Eventually, her message did get through and I started spitting toothpaste foam out. After nine years of happy brushing, a dental hygiene advertisement appeared on television for the first time. This advertisement shook my very basics like a hurricane sweeps through and leaves nothing behind. It advocated a vertically oscillating motion for the brush. I still remember the words. They were something in the form of “Upar Neeche, Neeche Upar, Up and down, Down and up”. I had forever been of the opinion that the way to go was horizontal. That definitely made more logical sense, didn’t it? You could cover more surface area with one simple stroke. Why would you go up and down with your brush when your teeth were all aligned horizontally one next to the other? The advertisement conveniently failed to answer this question. On the very day that i decided to treat the entire episode as trash, my grandmother and my mother simultaneously asked me to pay close attention to that irritating message of public awareness.

And so, there was another change in my brushing technique. The horizontal motion was replaced by the vertical one.
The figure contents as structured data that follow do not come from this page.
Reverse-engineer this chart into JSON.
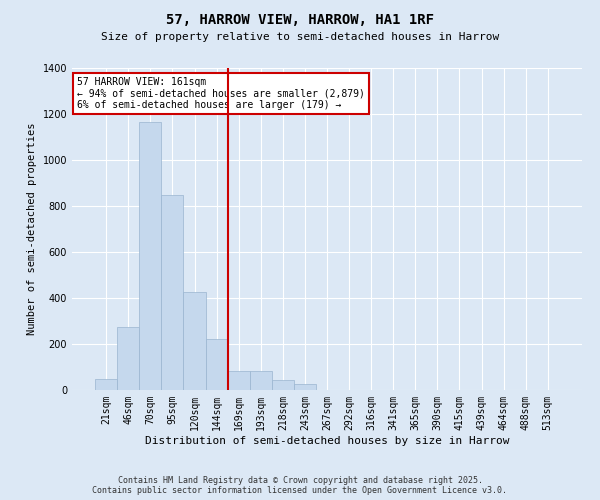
{
  "title": "57, HARROW VIEW, HARROW, HA1 1RF",
  "subtitle": "Size of property relative to semi-detached houses in Harrow",
  "xlabel": "Distribution of semi-detached houses by size in Harrow",
  "ylabel": "Number of semi-detached properties",
  "bin_labels": [
    "21sqm",
    "46sqm",
    "70sqm",
    "95sqm",
    "120sqm",
    "144sqm",
    "169sqm",
    "193sqm",
    "218sqm",
    "243sqm",
    "267sqm",
    "292sqm",
    "316sqm",
    "341sqm",
    "365sqm",
    "390sqm",
    "415sqm",
    "439sqm",
    "464sqm",
    "488sqm",
    "513sqm"
  ],
  "bar_values": [
    47,
    272,
    1165,
    845,
    425,
    220,
    82,
    82,
    45,
    25,
    0,
    0,
    0,
    0,
    0,
    0,
    0,
    0,
    0,
    0,
    0
  ],
  "bar_color": "#c5d8ed",
  "bar_edge_color": "#9ab5d0",
  "property_line_color": "#cc0000",
  "annotation_title": "57 HARROW VIEW: 161sqm",
  "annotation_line1": "← 94% of semi-detached houses are smaller (2,879)",
  "annotation_line2": "6% of semi-detached houses are larger (179) →",
  "ylim": [
    0,
    1400
  ],
  "yticks": [
    0,
    200,
    400,
    600,
    800,
    1000,
    1200,
    1400
  ],
  "background_color": "#dce8f5",
  "plot_background": "#dce8f5",
  "grid_color": "#ffffff",
  "footer_line1": "Contains HM Land Registry data © Crown copyright and database right 2025.",
  "footer_line2": "Contains public sector information licensed under the Open Government Licence v3.0."
}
But it was not the technique that bothered me. In my small lifetime, I had observed a lot of people brushing. They did it with so much energy and a sort of careless flamboyance. They could go around the entire place in circles with the brush exercise continuing in the mouth without a single care about the froth falling from the insides of their mouths. It seemed as if they were really looking forward to the day that was to begin with all its glory. As is clear from this piece of prose, I have always been a pathetic brusher. I used to stand at the basin for five painfully long minutes before the ordeal actually ended. Secretly, I envied every single person who could walk, talk, dance and entertain while actually brushing. I did not have the heart to ask these great men how they started their day on such a glorious note. I mean, what would i actually ask them? Umm, I’m eighteen but I would like to learn your brushing technique. Will you teach me? Even I have enough self respect to not do something like that.
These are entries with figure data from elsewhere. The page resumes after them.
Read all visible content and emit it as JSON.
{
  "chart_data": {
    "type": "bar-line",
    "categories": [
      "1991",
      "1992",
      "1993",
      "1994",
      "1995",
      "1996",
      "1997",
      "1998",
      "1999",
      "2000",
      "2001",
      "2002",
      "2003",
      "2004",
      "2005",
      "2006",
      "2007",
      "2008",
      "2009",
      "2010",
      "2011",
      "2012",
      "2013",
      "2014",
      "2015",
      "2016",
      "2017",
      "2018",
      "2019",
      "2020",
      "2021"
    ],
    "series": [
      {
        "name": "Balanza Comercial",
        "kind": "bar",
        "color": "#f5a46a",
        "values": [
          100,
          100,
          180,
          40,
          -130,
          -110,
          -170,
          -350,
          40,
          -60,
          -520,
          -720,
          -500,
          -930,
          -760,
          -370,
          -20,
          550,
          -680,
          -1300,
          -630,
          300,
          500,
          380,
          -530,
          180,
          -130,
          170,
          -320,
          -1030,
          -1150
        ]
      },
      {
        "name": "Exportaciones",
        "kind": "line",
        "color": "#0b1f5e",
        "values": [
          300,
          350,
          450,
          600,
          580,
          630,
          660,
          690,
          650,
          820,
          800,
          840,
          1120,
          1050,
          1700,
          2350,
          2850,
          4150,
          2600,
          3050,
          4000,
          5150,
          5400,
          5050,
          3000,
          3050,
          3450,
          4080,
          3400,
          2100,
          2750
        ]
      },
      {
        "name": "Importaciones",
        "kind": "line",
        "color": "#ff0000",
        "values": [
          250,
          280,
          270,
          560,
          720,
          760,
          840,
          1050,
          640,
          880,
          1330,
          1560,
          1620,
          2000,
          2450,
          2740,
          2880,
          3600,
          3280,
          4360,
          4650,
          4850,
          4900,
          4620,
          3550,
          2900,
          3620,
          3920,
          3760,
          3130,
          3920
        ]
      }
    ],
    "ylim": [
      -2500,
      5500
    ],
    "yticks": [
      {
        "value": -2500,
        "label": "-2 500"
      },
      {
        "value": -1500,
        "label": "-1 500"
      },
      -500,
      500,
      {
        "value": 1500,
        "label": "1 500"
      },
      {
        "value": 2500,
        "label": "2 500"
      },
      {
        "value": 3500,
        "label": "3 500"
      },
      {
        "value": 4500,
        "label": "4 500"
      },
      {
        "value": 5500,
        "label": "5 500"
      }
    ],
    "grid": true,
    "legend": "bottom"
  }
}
Then, something happened, that altered the state of my brushing affairs forever. I went to a hostel. At this beautiful hostel, where i spent the good part of a year, there were only two basins for the entire floor. Effectively, the basin to student ratio was something like twenty six to one. Add to this, the complication of submitting an assignment, appearing for a test or presenting a seminar in the very immediate future, or in some very sad cases, the unhealthy combination of two or more of the above factors, and you are totally screwed. In these pathetically dire circumstances, one can do nothing but learn how to brush properly.

It was an absolute miracle. You cannot remember the exact moment you fall asleep. A lot of complicated thought patterns circulate in your tired brain and before you are conscious of what you are thinking, you are fast asleep. This happened exactly like that. I did not even realise that I had started brushing in the way I had always dreamt of brushing. I was reading the newspaper one morning when I gathered that I was also brushing my teeth. It was a surreal feeling. Close introspection told me that I had been doing these particular activities in glorious harmony for quite a few days. It seemed as if my hand was in auto-pilot mode. The morning seemed so beautiful now that I could brush and admire it. The days ahead were all mine. I was raring to go…

3 comments:

Indira said...

I laughed out loud reading your blog. Wonderful that you can turn something so mundane into something so hilarious and entertaining!
Look forward to reading more. Indiramashi

Romit said...

GREAT WRITING! STRAIGHT FROM THE HEART. YOU ARE WASTED IN ENGINEERING. YOU KNOW HOW TO PLAY WITH WORDS. THIS IS THE FIRST THING ALL WRITERS DO. THE NEXT STEP IS SIMPLICITY. WHEN YOU ACHIEVE THAT... YOU HAVE IT! DO NOT BE AFRAID TO SHOW EMOTION. DO NOT TRY TO HIDE IT BEHIND WORDS.
MITALI

Anonymous said...

nice article, utsav!keep up the gud work.